ABOUT THE CALENDAR
A New World Order: Authority, Sacrality and Early Islamic Architecture
Lecture | November 29 | 5 p.m. | 340 Stephens Hall
Professor Heba Mostafa, Sultan Post Doctoral Teaching Fellow/ Visiting Assistant Professor; History of Art Department; University of California, Berkeley
This talk interrogates the development of the spaces and locales of authority in early Islam as arenas for the negotiation of religio-political authority. This includes the early mosque and the Meccan House of Assembly (dār al-imāra) as well as other locales related to the promotion of authority, specifically the sacred precincts (ḥarams) of Mecca, Madina and Jerusalem. The talk will examine the Prophets mosque in Madina not only as a mosque space but also as a space of authority and a sacred precinct (ḥaram), taking into consideration Muhammads authority as Prophet, leader, military commander and judge.

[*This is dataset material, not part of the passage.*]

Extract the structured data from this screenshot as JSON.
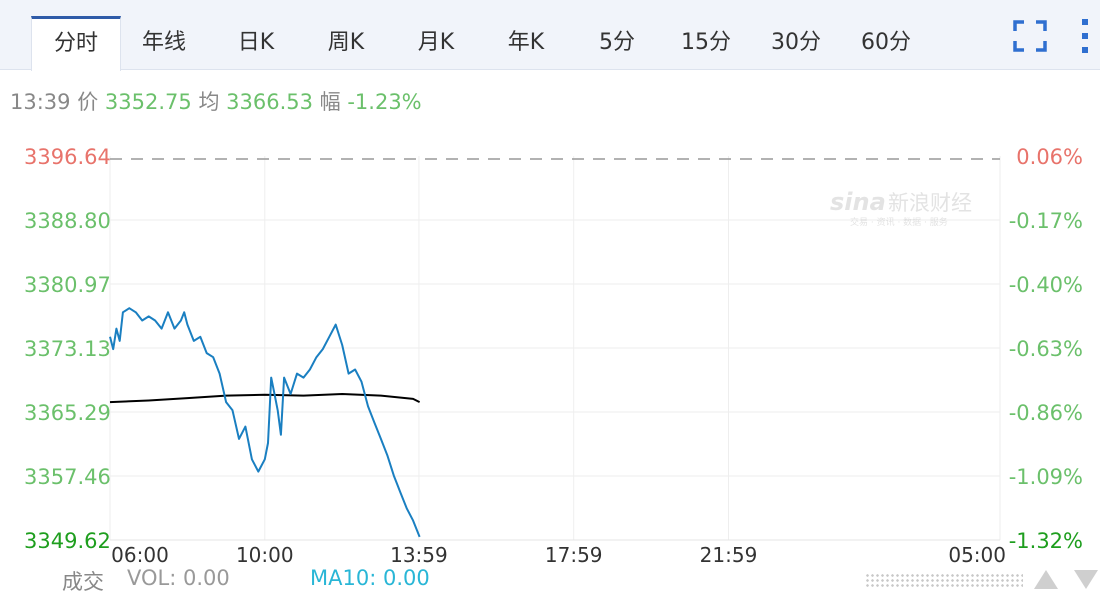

The questions will center on how these spaces and sites contributed to a cross-cultural initiative geared towards creating a narrative for the legitimacy of the Umayyad rulers as Gods caliphs. The objective of this talk is to articulate how the referencing of religio-political authority through space relied upon an invocation of a former presence or entity expressing the operative qualities of that authority. Thus the study allows for the interpretation of the mode of this invocation, be it through the use of inscriptions, symbolism or spatial relationships. Finally this study aims to reinterpret and contextualize early Islamic deployment of specific architectural elements with respect to their responsiveness to constructs of authority, of which this paper will highlight a selection.